Hunter, along with Maria Roat, Kay Ely and Veronica Villalobos, were part of a late January panel event hosted by the Association for Federal Information Resources Management, better known as AFFIRM. Camille Tuutti, executive editor at NextGov, moderated.
Hunter is former deputy chief information officer for policy and planning at the Agriculture Department. She studied sociology, and was not planning on becoming an IT professional. Roat, on the other hand, had been building computers since her high school days, and chose to enter the Navy, where she could follow her passion for technology. Today, she’s the chief information officer of the Small Business Administration.

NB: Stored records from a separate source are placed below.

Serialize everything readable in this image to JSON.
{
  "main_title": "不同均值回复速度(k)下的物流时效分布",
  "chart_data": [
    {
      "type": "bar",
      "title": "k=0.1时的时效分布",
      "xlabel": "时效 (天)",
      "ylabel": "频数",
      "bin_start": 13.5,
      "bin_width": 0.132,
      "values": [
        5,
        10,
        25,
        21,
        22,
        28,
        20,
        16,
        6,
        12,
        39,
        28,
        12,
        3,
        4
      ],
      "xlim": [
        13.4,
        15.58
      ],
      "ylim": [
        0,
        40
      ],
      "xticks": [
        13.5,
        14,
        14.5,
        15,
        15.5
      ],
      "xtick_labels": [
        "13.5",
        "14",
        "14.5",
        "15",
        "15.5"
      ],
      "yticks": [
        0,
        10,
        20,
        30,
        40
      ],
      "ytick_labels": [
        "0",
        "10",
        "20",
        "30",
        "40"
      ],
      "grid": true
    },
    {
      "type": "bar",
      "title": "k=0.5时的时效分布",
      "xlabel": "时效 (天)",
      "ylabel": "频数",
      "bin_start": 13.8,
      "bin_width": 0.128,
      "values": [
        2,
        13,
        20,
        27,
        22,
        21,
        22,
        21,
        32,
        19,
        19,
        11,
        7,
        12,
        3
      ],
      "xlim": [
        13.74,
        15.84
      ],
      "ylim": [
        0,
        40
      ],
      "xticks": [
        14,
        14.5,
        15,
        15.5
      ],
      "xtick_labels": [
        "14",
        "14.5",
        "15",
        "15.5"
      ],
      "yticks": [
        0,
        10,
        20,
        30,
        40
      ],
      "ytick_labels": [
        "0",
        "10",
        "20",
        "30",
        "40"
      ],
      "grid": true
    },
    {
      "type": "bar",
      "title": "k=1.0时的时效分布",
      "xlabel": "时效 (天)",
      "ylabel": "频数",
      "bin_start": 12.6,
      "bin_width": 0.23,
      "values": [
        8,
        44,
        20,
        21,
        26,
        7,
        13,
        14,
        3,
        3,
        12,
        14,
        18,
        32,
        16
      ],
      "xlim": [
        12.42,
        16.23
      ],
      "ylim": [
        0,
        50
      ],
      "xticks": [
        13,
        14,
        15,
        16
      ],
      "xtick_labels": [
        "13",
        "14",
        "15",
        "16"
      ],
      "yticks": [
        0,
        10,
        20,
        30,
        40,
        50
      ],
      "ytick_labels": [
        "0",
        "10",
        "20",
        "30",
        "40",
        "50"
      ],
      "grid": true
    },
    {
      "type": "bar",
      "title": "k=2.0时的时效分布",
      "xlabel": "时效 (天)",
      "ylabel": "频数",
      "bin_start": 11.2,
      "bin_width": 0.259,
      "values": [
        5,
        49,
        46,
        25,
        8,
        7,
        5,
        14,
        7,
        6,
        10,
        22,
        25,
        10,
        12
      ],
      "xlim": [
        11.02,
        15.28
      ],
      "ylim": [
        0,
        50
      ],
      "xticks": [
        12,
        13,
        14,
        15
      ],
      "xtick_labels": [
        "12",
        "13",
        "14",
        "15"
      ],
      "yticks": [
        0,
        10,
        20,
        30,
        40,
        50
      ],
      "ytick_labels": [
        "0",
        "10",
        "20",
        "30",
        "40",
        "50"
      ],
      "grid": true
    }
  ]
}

Ely had a different story still: She liked science growing up, but her father didn’t think it was an appropriate career for her. She studied speech pathology, but ended up in government contracting. Now, she’s the director of IT schedule programs at the General Services Administration. Villalobos has a law degree, and became the principal deputy associate director at the Office of Personnel Management.

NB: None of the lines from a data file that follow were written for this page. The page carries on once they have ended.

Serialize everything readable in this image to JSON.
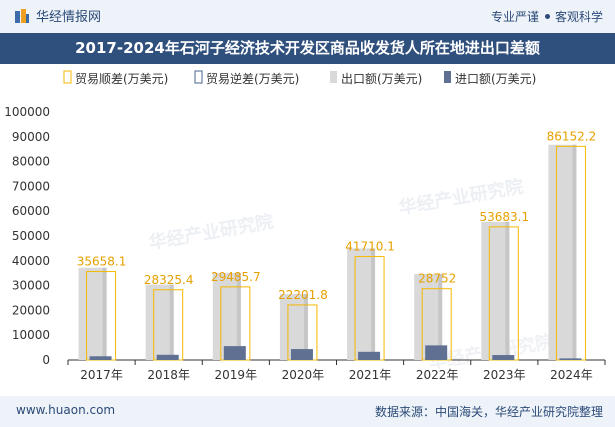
{
  "header": {
    "brand": "华经情报网",
    "tagline_left": "专业严谨",
    "tagline_right": "客观科学"
  },
  "title": "2017-2024年石河子经济技术开发区商品收发货人所在地进出口差额",
  "footer": {
    "site": "www.huaon.com",
    "source": "数据来源：中国海关，华经产业研究院整理"
  },
  "watermark": "华经产业研究院",
  "colors": {
    "surplus": "#f5b800",
    "deficit": "#4a6592",
    "export": "#d9d9d9",
    "import": "#5f7092",
    "title_bg": "#2f4f7d"
  },
  "chart_data": {
    "type": "bar",
    "categories": [
      "2017年",
      "2018年",
      "2019年",
      "2020年",
      "2021年",
      "2022年",
      "2023年",
      "2024年"
    ],
    "series": [
      {
        "name": "贸易顺差(万美元)",
        "values": [
          35658.1,
          28325.4,
          29485.7,
          22201.8,
          41710.1,
          28752,
          53683.1,
          86152.2
        ]
      },
      {
        "name": "贸易逆差(万美元)",
        "values": [
          0,
          0,
          0,
          0,
          0,
          0,
          0,
          0
        ]
      },
      {
        "name": "出口额(万美元)",
        "values": [
          37200,
          30400,
          35100,
          26600,
          45000,
          34700,
          55700,
          86800
        ]
      },
      {
        "name": "进口额(万美元)",
        "values": [
          1500,
          2100,
          5600,
          4400,
          3300,
          5900,
          2000,
          650
        ]
      }
    ],
    "data_labels": [
      "35658.1",
      "28325.4",
      "29485.7",
      "22201.8",
      "41710.1",
      "28752",
      "53683.1",
      "86152.2"
    ],
    "y_ticks": [
      "0",
      "10000",
      "20000",
      "30000",
      "40000",
      "50000",
      "60000",
      "70000",
      "80000",
      "90000",
      "100000"
    ],
    "ylim": [
      0,
      100000
    ],
    "legend_position": "top",
    "grid": false
  }
}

It was a lively and honest discussion, which touched on issues professional women in all sectors face every day: impostor syndrome, balancing confidence and assertiveness without being “bitchy,” and, of course, what to do about men.
“There’s a lot we can learn from men,” Ely said. It’s a back and forth. “We learn from each other.”
At the same time, Villalobos said, it’s helpful when men are able to understand their own biases. It’s the first step to becoming better allies and advocates.
Most importantly, leaders—from schoolteachers to CEOs—need to take responsibility for looking out for their teams. Take the lead on diversity, starting with your applicant pool. Create an environment where everyone feels heard. And when the girls are getting bored with their male peers blowing up stuff in science class, take charge and encourage everyone to try something new.
“There’s no growth in your comfort zone,” Ely said, “and no comfort in your growth zone.”